И Лютик старается, придумывает.
Глупо.
И до того это навязчиво, что Готик иногда и сам начинал каламбурить.
Тогда Лютик восторженно визжал, кричал и прыгал:
— Да он совсем стал, как я, так что и не различишь, кто это, — он или я, — он — Илия или я Илия.
И так приставал к Готику:
— Ты — Илия, или я — Илия, — что тот начинал сердиться не на шутку.
До драки доходило порою дело. Мальчишки!
Людмила Яковлевна, Лютина и Готина мать, сегодня утром поднялась рано против обыкновения.
Встала вместе с мужем, — он уезжал в город на службу.
В другие дни она вставала уже после его ухода, когда и мальчики подымались.
Проводила мужа до калитки, пришла в кухню, видит: уже плита растоплена жарко, — а вовсе и не надо так рано, — и Готина одежда сушится на веревке у огня, — совсем вся мокрая, — и сапоги в грязи.
Людмила Яковлевна встревожилась.
— Что это такое, Настя? — спросила она.
— Загваздал чегой-то Готик и сапоги и одежду, — со смехом сказала Настя.
— Да ведь вечером все на нем было сухое, — тревожно говорила Людмила Яковлевна.
— Да уж не знаю, где они загваздались.
Настя смеялась как-то странно, — не то лукаво, не то смущенно. От этого Людмиле Яковлевне стало жутко.
— Ты знаешь что-нибудь? — пугливо спросила она.
— Да нет, барыня, право нет. Что мне знать-то? — отговаривалась Настя.
— Готик ходил куда-нибудь?
— Не знаю, барыня. Право, не знаю.
Когда мальчики пили утренний чай, Людмила Яковлевна спросила:
— Готик, куда ты бегал ночью?
Готик покраснел и сказал:
— Никуда не бегал. Я спал.
Но сказал так, словно виноватый, — неуверенно, с запинкою.
— У тебя сапоги мокрые, — сказала Людмила Яковлевна.
— Не знаю, я спал, — повторил Готик.
— Готик сегодня вежливый, — сказал Лютик, — ес-ер прибавляет: я-с, говорит, пал, — а куда пал, не говорит.
— Вовсе не остроумно, — сказала Людмила Яковлевна досадливо.
Она больше не спрашивала Готика.
Но весь день провела в жестокой тревоге.
Ждала мужа.
А Готик мечтал о лунной царевне, милой Селениточке.
— Она Селениточка.
— А на селе ниточка, — дразнил кто-то Лютиным голосом.

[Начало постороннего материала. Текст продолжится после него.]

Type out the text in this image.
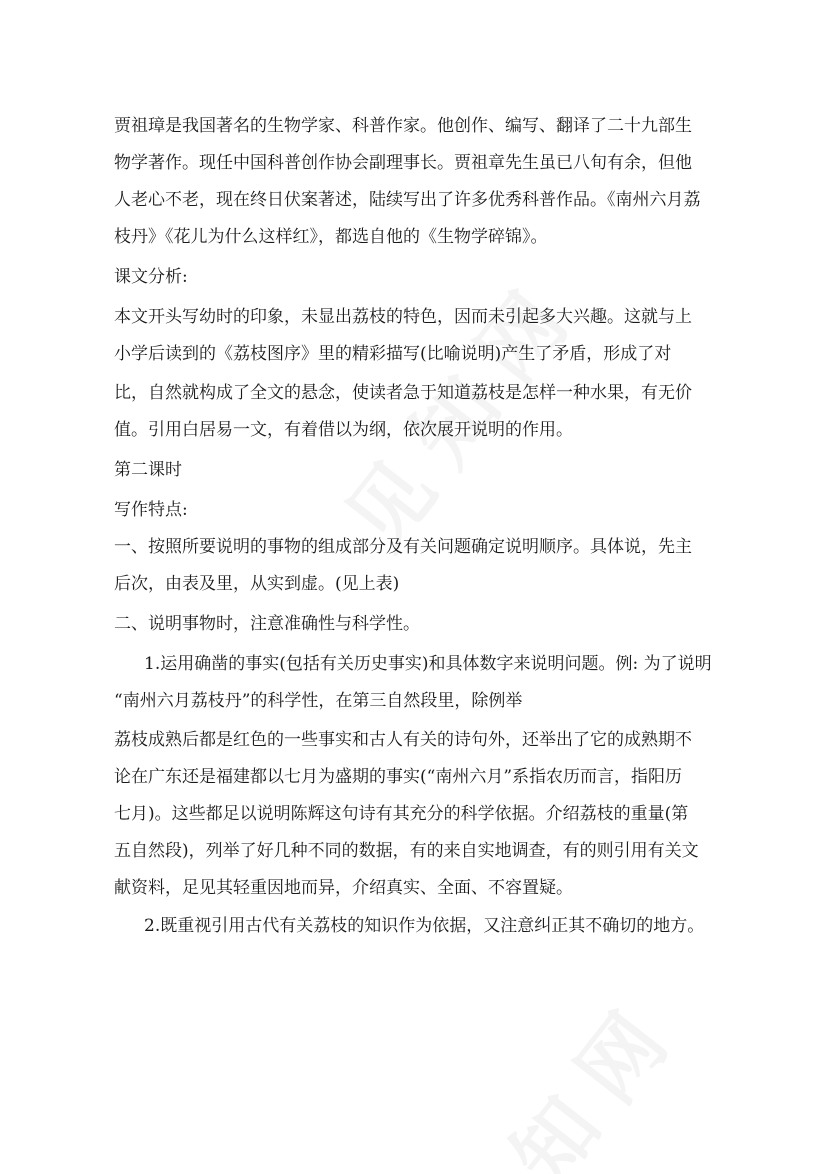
贾祖璋是我国著名的生物学家、科普作家。他创作、编写、翻译了二十九部生
物学著作。现任中国科普创作协会副理事长。贾祖章先生虽已八旬有余，但他
人老心不老，现在终日伏案著述，陆续写出了许多优秀科普作品。《南州六月荔
枝丹》《花儿为什么这样红》，都选自他的《生物学碎锦》。
课文分析:
本文开头写幼时的印象，未显出荔枝的特色，因而未引起多大兴趣。这就与上
小学后读到的《荔枝图序》里的精彩描写(比喻说明)产生了矛盾，形成了对
比，自然就构成了全文的悬念，使读者急于知道荔枝是怎样一种水果，有无价
值。引用白居易一文，有着借以为纲，依次展开说明的作用。
第二课时
写作特点:
一、按照所要说明的事物的组成部分及有关问题确定说明顺序。具体说，先主
后次，由表及里，从实到虚。(见上表)
二、说明事物时，注意准确性与科学性。
1.运用确凿的事实(包括有关历史事实)和具体数字来说明问题。例: 为了说明
“南州六月荔枝丹”的科学性，在第三自然段里，除例举
荔枝成熟后都是红色的一些事实和古人有关的诗句外，还举出了它的成熟期不
论在广东还是福建都以七月为盛期的事实(“南州六月”系指农历而言，指阳历
七月)。这些都足以说明陈辉这句诗有其充分的科学依据。介绍荔枝的重量(第
五自然段)，列举了好几种不同的数据，有的来自实地调查，有的则引用有关文
献资料，足见其轻重因地而异，介绍真实、全面、不容置疑。
2.既重视引用古代有关荔枝的知识作为依据，又注意纠正其不确切的地方。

И мечты о раздвоении весь день сладко волновали его.
Он думал:
«Как хорошо, что есть иная жизнь, ночная, дивная, похожая на сказку, другая, кроме этой дневной, грубой, солнечной, скучной!
Как хорошо, что можно переселиться в другое тело, раздвоить свою душу, иметь свою тайну!
Таить от всех.
И никто никогда не узнает.
Ночью все иное.
Дневные спят, лежат неподвижными телами, — и тогда исходят иные, внутренние, которых днем мы не знаем».
Готик стоял на берегу реки, смотрел на воду, как она все бежит, журчит, и мечтал о Селените, как она улыбается и говорит.
Подошел Лютик.
— Готик, — сказал он, — ты грамматику забыл.
— Отстань, — досадливо ответил Готик.
— Правда. Ну, вот, я тебе докажу: у свиньи хвостик, а у лошади?
— Хвост, — ответил Готик.
— У стола ножки, а у тебя? — допрашивал Лютик.
— Ноги.
— Мальчик читает книжку, а студент?
— Книгу.
— Ванечка надел рубашку, а Иван?
— Рубаху.
— Ванька надел сорочку, а Иван?
— Сороку, — с размаху ответил Готик.
Засмеялись оба.
Когда отец, всегда веселый и говорливый, — в него был Лютик, — возвращался из города со службы, Людмила Яковлевна вышла ему навстречу на станцию, что редко делала в другие дни. По дороге домой она озабоченно говорила:
— Можешь себе представить, Александр Андреевич, Готик нынче ночью куда-то бегал, а куда, не говорит. Говорит, что спал. Как хочешь, Саша… — И она заплакала.
Александр Андреевич посвистал, махнул рукой.
— Глупости! — сказал он сиповатым голосом. — Куда ему бегать? Какая-нибудь глупая фантазия. Просто на реку ходил.
— Это меня так беспокоит, — упавшим голосом сказала Людмила Яковлевна.
— Глупости! — повторил Александр Андреевич. — И не говорит, куда ходил?
— Да не говорит же, — плачевно сказала Людмила Яковлевна.
— А вот я его спрошу хорошенько, так скажет, — сердито сказал отец.
Было жарко, и ему было досадно, что надо сердиться, чего он не любил.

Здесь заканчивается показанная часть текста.